We trained these three predictive models on the same random subset of 777,998 SNP-probe pairs, and then validated the predictive power of each model by testing against the remaining 6,894,942 SNP-probe pairs that were not included in the training set. While a randomly selected SNP-probe pair in the test set had a 3.5% chance of being a GWAS hit, all three models predicted substantial subsets of pairs to have even higher probabilities (Fig 5). All three models were well-calibrated in that for SNP-probe pairs found in a given bin of predicted probabilities, the actual observed proportion of GWAS hits among those pairs was within that predicted range. However, our complete model M3 that considered both eQTL evidence and chromatin state outperformed the smaller models M1 and M2 in one important regard: whereas the maximum predicted probabilities generated by M1 and M2 peaked at 6.0% and 5.3%, respectively (corresponding to maximum 1.7-fold and 1.5-fold chances, respectively, of being a GWAS hit compared to random), M3 derived probabilities had a greater dynamic range and was able to provide higher prediction probabilities as high as 10.0% (2.9-fold higher than chance). ROC curves for the three models showed that they were all reasonable classifiers (Fig 6), with the area under the ROC curve (AUC) being 0.645 for M1, 0.610 for M2, and 0.654 for M3. Thus, while all three of our models were improvements over chance, the model considering eQTL information was most discriminatory and most strongly predicted SNPs that would be prioritized for further functional characterization.
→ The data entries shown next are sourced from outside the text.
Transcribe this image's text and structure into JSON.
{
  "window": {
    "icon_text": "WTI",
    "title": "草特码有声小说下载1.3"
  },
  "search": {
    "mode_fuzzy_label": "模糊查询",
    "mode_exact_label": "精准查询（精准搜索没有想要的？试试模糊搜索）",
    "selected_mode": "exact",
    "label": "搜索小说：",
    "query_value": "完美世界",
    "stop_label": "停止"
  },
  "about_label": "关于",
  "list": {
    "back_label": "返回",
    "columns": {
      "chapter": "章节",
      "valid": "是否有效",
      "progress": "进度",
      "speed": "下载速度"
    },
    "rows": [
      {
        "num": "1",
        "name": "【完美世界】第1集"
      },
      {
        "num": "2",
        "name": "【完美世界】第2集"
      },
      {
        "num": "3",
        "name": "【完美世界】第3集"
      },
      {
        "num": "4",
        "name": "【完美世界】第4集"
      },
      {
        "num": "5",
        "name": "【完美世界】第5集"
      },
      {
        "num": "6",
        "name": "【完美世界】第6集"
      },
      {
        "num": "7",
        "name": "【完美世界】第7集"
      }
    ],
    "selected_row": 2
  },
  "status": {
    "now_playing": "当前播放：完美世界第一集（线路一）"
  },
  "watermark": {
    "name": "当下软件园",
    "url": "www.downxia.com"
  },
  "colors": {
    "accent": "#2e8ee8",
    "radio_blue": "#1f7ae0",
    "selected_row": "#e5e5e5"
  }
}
Top panel: Three models were developed for predicting the membership of a given SNP in the NHGRI GWAS Catalog, all incorporating at minimum the distance of the SNP from the transcript boundaries of its target gene and the minor allele frequency of the SNP. The "structure [M1]" model (white) also incorporates the NCBI gene structure classification of the gene (intron, coding, untranslated region, etc.) (S2 Fig); "chromstate [M2]" (gray) instead incorporates chromatin state (S2 Fig); "chromstate+eqtl [M3]" (black) incorporates both chromatin state and eQTL FDR class (Fig 4). The x-axis shows equal-sized bins of predicted probabilities of being a GWAS SNP. This particular choice of bins based on the widest range of probabilities (from M3) aids visual comparison of calibration among the three models by smoothing the proportions of observed GWAS SNPs. The y-axis shows the actual proportion of GWAS SNPs in that bin. The dashed green line at 3.5% represents the mean probability of a random SNP in the genome for being a GWAS hit or a close proxy (r2 > 0.8) for one. Bottom panel: a table of absolute counts of SNPs in each predicted probability bin for each of the predictive models. For the M1 and M2 models, no SNPs had predicted probabilities > 6.3%.
Components of the three predictive models are described in Fig 5.
The observation that the complete prediction model (M3) including eQTL information outperformed the two that did not suggested that despite the fact that eQTLs frequently overlap annotated chromatin structures the eQTLs provided additional complementary and independent predictive information regarding the disease relevance of a given SNP. This is confirmed upon inspection of Fig 4, which presents the multivariate adjusted odds ratios (OR) for each feature considered in the M3 model. Strong evidence of association was observed for both eQTL potential (OR = 1.2–2.0 for SNPs with FDR between 0 and < 50%, P = 1.2 × 10−12 to 7.9 × 10−91) and for many of the chromatin states, including those that commonly harbor eQTLs, such as active promoters (#1), a class of strong enhancers (#4), a class of weak enhancers (#7), regions of transcription elongation (#9), and regions of transcription transition (#10) (OR = 1.5–2.3, P = 7.1 × 10−12 to 1.7 × 10−145). Moreover, all of the 78,228 SNP-probe pairs in the two highest bins of probability (with a minimum predicted probability of 6.3% of being a GWAS hit) had both strong evidence for eQTL association and resided in one of these specific functional elements (Table 2). The corresponding 3,291 gene regions originally included 2,067,404 SNP-probe pairs, meaning that for those regions the predictive model reduced by 96.2% the set of eQTLs to inspect further. Of the 78,228 eQTLs, 7,101 (9.1%) were annotated as known GWAS hits, representing 5,644 distinct SNPs and 546 distinct genes. These results suggested that the gain in predictive power in the complete model was a function of the eQTL information to differentiate among SNPs with multiple relevant functional annotations. Furthermore, when we included published scores of predicted SNP pathogenicity from CADD  as an additional parameter to M3, there was no substantive change in overall predictive power (M3+CADD, AUC = 0.652) or in the effect estimates of the original predictors (data not shown), reinforcing the notion that our model robustly captured similar information about the disease relevance of non-coding SNPs.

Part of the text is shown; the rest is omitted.